Здена обиженно развернулась. Её взгляд буравил фужер с мартини, который она продолжала крутить в ладонях.
– Препачь. Я сказал глупость! Но ты лучше мне ничего не пиши на «полевую почту». И не спрашивай про меня у наших. Нам нужно соблюдать в определённой мере конспирацию! Иначе проблем не оберешься потом! Аморалку могут «пришить», а то чуть ли и не измену Родине…
– Аморалку? Измену? Что же здесь аморального? И где здесь измена Родине? Может, ты меня просто стесняешься? Ты со мной так, только от скуки? Пока здесь служишь?.. Что ж, меня предупреждали,.. – Здена смотрела Владу в глаза так, словно старалась заглянуть в его душу, такую непонятную для неё. Почему он говорит ей такое… Почему всё так сложно? Может он просто так с ней… И он стыдится их отношений?..
– Помнишь, ты просила меня снять шапку на улице. Почему? – Влад сжал её холодные пальчики в своих тёплых ладонях.
– Помню… Претоже46 ты рус. Ты вояк. Моя добра повесть47 может утрпеть48, – Здена не вырывала пальцев, но была напряжена.
– А если бы я был немецким офицером. Тогда как? Ведаешь? – лейтенант пытливо смотрел на девушку.

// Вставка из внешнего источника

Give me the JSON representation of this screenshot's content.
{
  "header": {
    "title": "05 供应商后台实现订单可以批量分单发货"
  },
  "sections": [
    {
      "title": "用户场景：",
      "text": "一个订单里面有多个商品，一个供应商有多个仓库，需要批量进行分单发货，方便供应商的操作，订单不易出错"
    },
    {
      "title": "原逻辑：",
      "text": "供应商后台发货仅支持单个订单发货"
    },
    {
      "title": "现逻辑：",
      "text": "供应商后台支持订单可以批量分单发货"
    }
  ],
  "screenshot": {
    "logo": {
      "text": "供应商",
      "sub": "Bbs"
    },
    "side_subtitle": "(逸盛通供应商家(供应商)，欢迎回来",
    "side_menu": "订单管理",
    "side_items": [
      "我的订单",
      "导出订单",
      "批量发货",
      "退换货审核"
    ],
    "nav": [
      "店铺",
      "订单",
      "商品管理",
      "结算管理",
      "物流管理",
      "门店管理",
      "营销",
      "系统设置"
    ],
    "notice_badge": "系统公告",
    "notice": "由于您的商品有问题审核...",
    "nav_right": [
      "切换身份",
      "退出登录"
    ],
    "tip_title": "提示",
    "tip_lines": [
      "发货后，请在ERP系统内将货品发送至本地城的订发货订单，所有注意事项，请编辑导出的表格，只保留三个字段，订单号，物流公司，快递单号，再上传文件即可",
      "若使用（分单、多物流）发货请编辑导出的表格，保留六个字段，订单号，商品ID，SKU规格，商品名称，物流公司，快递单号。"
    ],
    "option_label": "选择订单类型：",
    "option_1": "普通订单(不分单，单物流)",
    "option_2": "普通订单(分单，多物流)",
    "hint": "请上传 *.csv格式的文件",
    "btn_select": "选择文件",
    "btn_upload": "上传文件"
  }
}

– Если бы ты был германцем,.. – девушка задумалась, – не вем. Не ведаю. Тераз49 германцев респектоване далшие50, – она отвела глаза.
– Видишь! Но они вас уничтожали меньше, чем полвека назад!
– Влад! Я не вем! Но в 68-м, когда вы пришли знова, уже як окупанти…
– Мы пришли снова не как оккупанты, а чтобы защитить вас и завоевания социализма от «контры», от гидры мирового империализма! Наши никого не убивали. Но в солдат летели бутылки с зажигательной смесью, в них стреляли! И всё это делала контра, руководимая из ФРГ!..
– Влад! Я не вем! Не вем! Не вем! – девушка отвернулась, закрыв руками лицо… – И вообще, почему ты перевёл тему на это?.. Мне надоела политика!..
Они шли молча. Такие близкие и такие далёкие друг другу. Вдруг Здена сама продолжила тему, которая ей «надоела».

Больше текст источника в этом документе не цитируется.